Monday, 18 June 2018

A Legacy of Spies and Red Notice

A Legacy of Spies by John LeCarré

For fans of "The Spy Who Came in From The Cold", and arch spymaster, George Smiley, this is a return to familiar and much-loved territory. We are again plunged into a world where our intelligence is stretched to the limit by crpytic jargon, non-linear narrative, and jigsaw pieces of truth that scatter as soon as we begin to piece them together. It is modern day and children of victims of "Windfall", a failed covert operation from cold-ward days, intend to sue the British intelligence services for the deaths of their parents. The fall guy is Peter Guillam who is called back from his retirement on a Breton farm and subject to interrogation. All the past files, including those kept by the Stasi, are put before Guillam and Le LeCarré uses this novel as a re-run of "The Spy..." and the hunt for the traitor in British intelligence. It's a very good, page-turning read but, to me does not have a good ending.

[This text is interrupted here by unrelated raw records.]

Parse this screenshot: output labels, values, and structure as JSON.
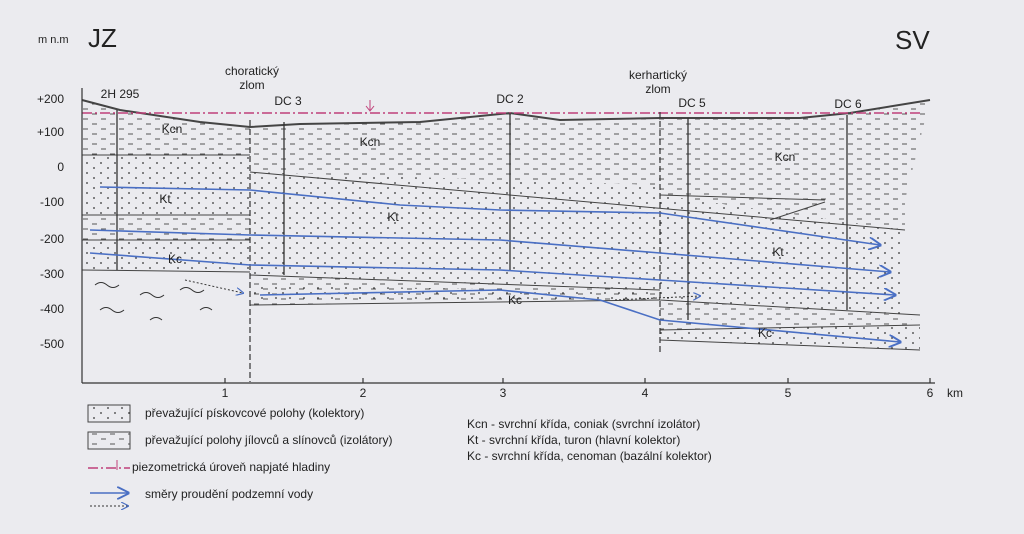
{
  "directions": {
    "left": "JZ",
    "right": "SV"
  },
  "axis": {
    "y_unit": "m n.m",
    "y_ticks": [
      "+200",
      "+100",
      "0",
      "-100",
      "-200",
      "-300",
      "-400",
      "-500"
    ],
    "x_ticks": [
      "1",
      "2",
      "3",
      "4",
      "5",
      "6"
    ],
    "x_unit": "km"
  },
  "faults": [
    {
      "lines": [
        "choratický",
        "zlom"
      ]
    },
    {
      "lines": [
        "kerhartický",
        "zlom"
      ]
    }
  ],
  "wells": [
    "2H 295",
    "DC 3",
    "DC 2",
    "DC 5",
    "DC 6"
  ],
  "layer_labels": [
    "Kcn",
    "Kcn",
    "Kcn",
    "Kt",
    "Kt",
    "Kt",
    "Kc",
    "Kc",
    "Kc"
  ],
  "legend": [
    "převažující pískovcové polohy (kolektory)",
    "převažující polohy jílovců a slínovců (izolátory)",
    "piezometrická úroveň napjaté hladiny",
    "směry proudění podzemní vody"
  ],
  "abbreviations": [
    "Kcn - svrchní křída, coniak (svrchní izolátor)",
    "Kt - svrchní křída, turon (hlavní kolektor)",
    "Kc - svrchní křída, cenoman (bazální kolektor)"
  ]
}
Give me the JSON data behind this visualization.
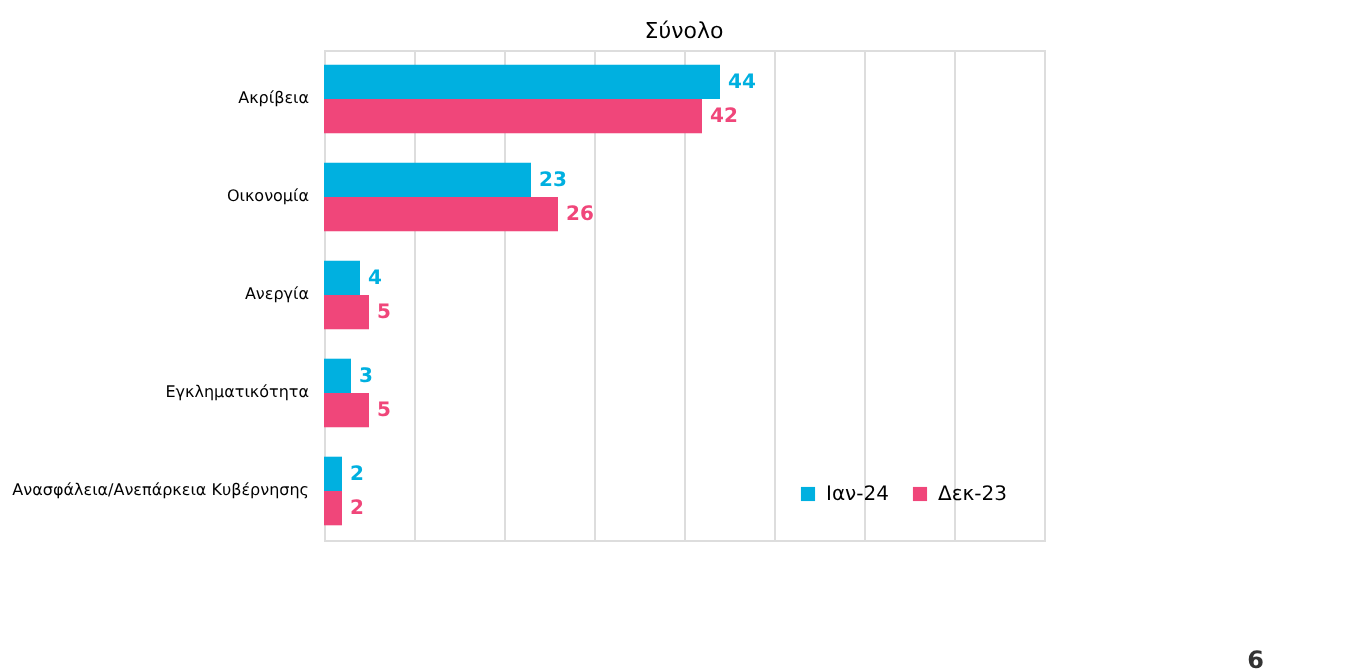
{
  "chart_data": {
    "type": "bar",
    "orientation": "horizontal",
    "title": "Σύνολο",
    "categories": [
      "Ακρίβεια",
      "Οικονομία",
      "Ανεργία",
      "Εγκληματικότητα",
      "Ανασφάλεια/Ανεπάρκεια Κυβέρνησης"
    ],
    "series": [
      {
        "name": "Ιαν-24",
        "color": "#00b0e0",
        "values": [
          44,
          23,
          4,
          3,
          2
        ]
      },
      {
        "name": "Δεκ-23",
        "color": "#f0467a",
        "values": [
          42,
          26,
          5,
          5,
          2
        ]
      }
    ],
    "xlim": [
      0,
      80
    ],
    "xticks": [
      {
        "value": 0,
        "label": null
      },
      {
        "value": 10,
        "label": null
      },
      {
        "value": 20,
        "label": null
      },
      {
        "value": 30,
        "label": null
      },
      {
        "value": 40,
        "label": null
      },
      {
        "value": 50,
        "label": null
      },
      {
        "value": 60,
        "label": null
      },
      {
        "value": 70,
        "label": null
      },
      {
        "value": 80,
        "label": null
      }
    ],
    "grid": "x",
    "tick_labels": "y",
    "data_labels": true,
    "legend": "bottom right",
    "annotations": [
      "6"
    ]
  }
}
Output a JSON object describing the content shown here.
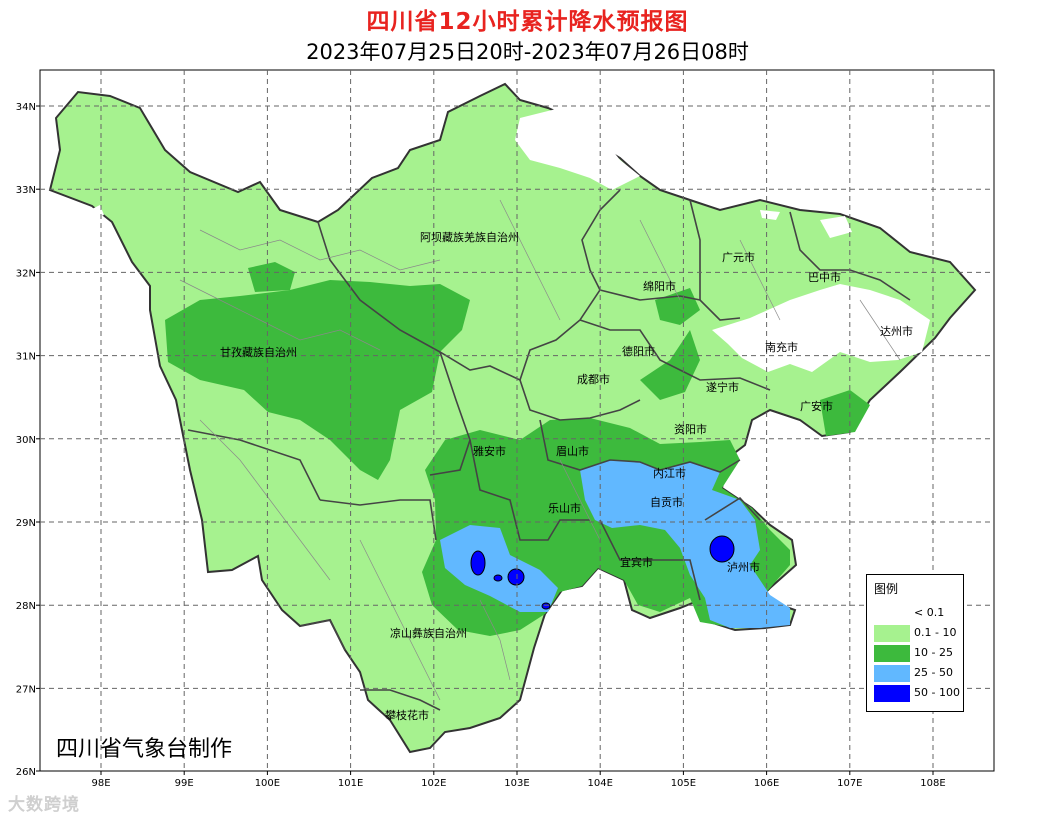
{
  "title": "四川省12小时累计降水预报图",
  "subtitle": "2023年07月25日20时-2023年07月26日08时",
  "axes": {
    "lat_labels": [
      "34N",
      "33N",
      "32N",
      "31N",
      "30N",
      "29N",
      "28N",
      "27N",
      "26N"
    ],
    "lon_labels": [
      "98E",
      "99E",
      "100E",
      "101E",
      "102E",
      "103E",
      "104E",
      "105E",
      "106E",
      "107E",
      "108E"
    ]
  },
  "regions": {
    "aba": "阿坝藏族羌族自治州",
    "ganzi": "甘孜藏族自治州",
    "liangshan": "凉山彝族自治州",
    "panzhihua": "攀枝花市",
    "yaan": "雅安市",
    "meishan": "眉山市",
    "leshan": "乐山市",
    "chengdu": "成都市",
    "deyang": "德阳市",
    "mianyang": "绵阳市",
    "guangyuan": "广元市",
    "bazhong": "巴中市",
    "dazhou": "达州市",
    "nanchong": "南充市",
    "suining": "遂宁市",
    "guangan": "广安市",
    "ziyang": "资阳市",
    "neijiang": "内江市",
    "zigong": "自贡市",
    "yibin": "宜宾市",
    "luzhou": "泸州市"
  },
  "legend": {
    "title": "图例",
    "items": [
      {
        "label": "< 0.1",
        "color": "#ffffff"
      },
      {
        "label": "0.1 - 10",
        "color": "#a6f28f"
      },
      {
        "label": "10 - 25",
        "color": "#3dba3d"
      },
      {
        "label": "25 - 50",
        "color": "#61b8ff"
      },
      {
        "label": "50 - 100",
        "color": "#0000ff"
      }
    ]
  },
  "attribution": "四川省气象台制作",
  "watermark": "大数跨境"
}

Red Notice by Bill Browder

This is the second book about the corruption at the heart of the Russian state that I've read this year. Bill Browder tells the story of how he became involved in making money for investors by buying into new capitalist enterprises, first in Eastern Europe and then in Russia. Just like the first book, "Nothing is True and Everything is Possible" by Peter Pomerantsev, modern Russia is revealed as an alien world to those of us living under democratic systems. Although our society has many ills, we are nowhere near the state controlled gangsterism, corruption of the police and judiciary, or state control of the media and electoral system that prevail in Russia.

The tragic heart of this book is a young Russian lawyer, Sergie Magnitsky, who was beaten to death by eight Russian police officers after exposing the theft of $230 million of taxes by Russian government officials. Eventually this led to the USA passing a Magnitsky Law that enabled the seizing of assets of Russian criminal oligarchs who are using the West to launder the millions made from their nefarious enterprises.

As Lee Child says on the cover of the book, "Reads like a classic thriller..", and I read it it in 5 days.